New ventilation design for generators applies a one-side, closed-circuit ventilation system. This ensures the lowest aerodynamic resistance at the inlet to the rotor arms, which excludes the possibility of oil vapor and brake dust ingress into the space occupied by the generator’s active components.

This is attained by mounting a closure on the lower surface of the arms. As a result, the air flow from the cold air chamber is directed along the path with the lowest resistance between the upper-bracket arms, to the space between the rotor arms.

Generator brakes

Modern environmental requirements call for asbestos-free materials used to improve generator reliability during generator construction. Asbestos-free materials are used in the brake shoes, which are fastened to the generator brakes, and in the turn-to-turn insulation of the poles.

The guide-bearing bushing and segments are fitted with holes that create directional flow of oil into the friction zone, thus improving the ordered motion of oil in the guide-bearing oil reservoir and permit reduced oil vapor beyond the oil reservoir through the use of installed shields that calm the surface of the oil and prevent spattering.

Using polytetrafluoroethylene-coated thrust-bearing pads and guide-bearing segments makes it less difficult to manufacture these components, and using this material improves its operation. By using PTFE-coated material, without raising the generator’s rotating parts by applying brakes/jacks, generator assembly and startup is considerably accelerated and simplified. For example, operations for installation are reduced to two weeks.

Using U-shaped oil coolers in the oil reservoir improves oil cooler reliability and makes its assembly and operation more convenient. Additionally, their application means the oil reservoir structure is a single, undivided unit. The U-shaped oil coolers also elicit increased heat removal indices compared to the current design.

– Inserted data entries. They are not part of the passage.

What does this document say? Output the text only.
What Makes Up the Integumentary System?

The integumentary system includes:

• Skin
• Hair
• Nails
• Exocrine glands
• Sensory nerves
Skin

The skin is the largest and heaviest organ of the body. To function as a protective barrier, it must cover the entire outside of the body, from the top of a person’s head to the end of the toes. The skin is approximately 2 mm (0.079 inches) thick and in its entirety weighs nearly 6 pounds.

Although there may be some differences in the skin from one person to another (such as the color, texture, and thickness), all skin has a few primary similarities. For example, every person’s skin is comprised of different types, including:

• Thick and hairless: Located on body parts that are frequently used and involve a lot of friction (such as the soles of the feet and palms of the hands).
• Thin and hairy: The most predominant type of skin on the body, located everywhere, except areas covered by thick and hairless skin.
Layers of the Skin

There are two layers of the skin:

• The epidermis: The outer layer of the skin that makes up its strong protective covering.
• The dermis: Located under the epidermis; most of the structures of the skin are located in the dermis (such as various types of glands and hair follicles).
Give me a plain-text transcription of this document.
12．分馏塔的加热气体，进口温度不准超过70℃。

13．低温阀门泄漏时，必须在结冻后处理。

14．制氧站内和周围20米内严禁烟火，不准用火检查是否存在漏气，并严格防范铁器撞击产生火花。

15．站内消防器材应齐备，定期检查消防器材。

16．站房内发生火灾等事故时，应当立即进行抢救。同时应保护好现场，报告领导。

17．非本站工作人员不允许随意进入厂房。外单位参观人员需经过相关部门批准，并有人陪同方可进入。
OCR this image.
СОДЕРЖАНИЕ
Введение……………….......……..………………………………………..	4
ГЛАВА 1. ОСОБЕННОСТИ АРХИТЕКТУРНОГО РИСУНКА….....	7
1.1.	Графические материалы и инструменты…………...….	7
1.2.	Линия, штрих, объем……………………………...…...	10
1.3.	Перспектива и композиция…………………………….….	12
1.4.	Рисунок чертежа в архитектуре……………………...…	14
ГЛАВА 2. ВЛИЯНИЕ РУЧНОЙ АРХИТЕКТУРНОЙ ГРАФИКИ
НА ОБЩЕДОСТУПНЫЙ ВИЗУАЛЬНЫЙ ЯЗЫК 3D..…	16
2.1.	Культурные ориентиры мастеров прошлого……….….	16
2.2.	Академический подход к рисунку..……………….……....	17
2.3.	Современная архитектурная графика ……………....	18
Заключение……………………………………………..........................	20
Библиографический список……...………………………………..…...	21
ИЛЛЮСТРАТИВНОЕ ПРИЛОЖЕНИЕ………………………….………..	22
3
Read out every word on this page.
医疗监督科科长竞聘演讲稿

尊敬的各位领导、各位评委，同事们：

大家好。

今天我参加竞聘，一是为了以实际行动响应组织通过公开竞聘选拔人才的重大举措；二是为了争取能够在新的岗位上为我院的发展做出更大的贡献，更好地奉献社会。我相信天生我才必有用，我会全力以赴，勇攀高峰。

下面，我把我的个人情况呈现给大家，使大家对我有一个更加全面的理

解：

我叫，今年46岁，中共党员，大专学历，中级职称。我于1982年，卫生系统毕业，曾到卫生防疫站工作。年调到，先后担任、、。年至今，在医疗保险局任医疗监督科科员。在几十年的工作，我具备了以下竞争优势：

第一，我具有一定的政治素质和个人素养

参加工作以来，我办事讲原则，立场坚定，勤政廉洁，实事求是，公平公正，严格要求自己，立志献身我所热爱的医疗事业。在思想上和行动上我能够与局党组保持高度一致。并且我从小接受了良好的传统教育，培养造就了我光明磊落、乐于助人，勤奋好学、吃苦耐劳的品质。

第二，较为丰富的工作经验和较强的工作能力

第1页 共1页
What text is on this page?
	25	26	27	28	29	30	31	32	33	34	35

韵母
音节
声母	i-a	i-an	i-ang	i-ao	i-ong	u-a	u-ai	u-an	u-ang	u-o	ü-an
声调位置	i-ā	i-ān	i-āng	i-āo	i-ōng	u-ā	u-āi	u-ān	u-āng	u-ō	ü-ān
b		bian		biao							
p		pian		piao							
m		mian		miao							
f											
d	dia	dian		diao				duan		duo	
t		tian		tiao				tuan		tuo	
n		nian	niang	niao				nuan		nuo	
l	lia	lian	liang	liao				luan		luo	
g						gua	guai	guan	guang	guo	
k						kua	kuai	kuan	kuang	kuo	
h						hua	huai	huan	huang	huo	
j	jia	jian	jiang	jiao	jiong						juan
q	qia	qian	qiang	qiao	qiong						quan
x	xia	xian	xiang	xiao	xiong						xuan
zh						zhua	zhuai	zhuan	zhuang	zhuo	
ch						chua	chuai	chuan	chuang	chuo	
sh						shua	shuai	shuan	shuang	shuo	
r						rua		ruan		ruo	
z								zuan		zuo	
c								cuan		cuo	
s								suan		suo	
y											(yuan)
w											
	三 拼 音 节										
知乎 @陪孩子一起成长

The basic design solutions listed above not only ensure obtaining specified electromagnetic parameters, they also provide the hydro generator operational reliability and convenience.

Sensors placed on the generator monitor the temperature in the segments of the thrust bearing, guide bearing, oil, and the stator winding. In addition, there are oil level sensors and vibration sensors of the stator core, thrust bearing and guide bearing.

Oleg Vasilev is an engineer for OJSC Power Machines in generator design.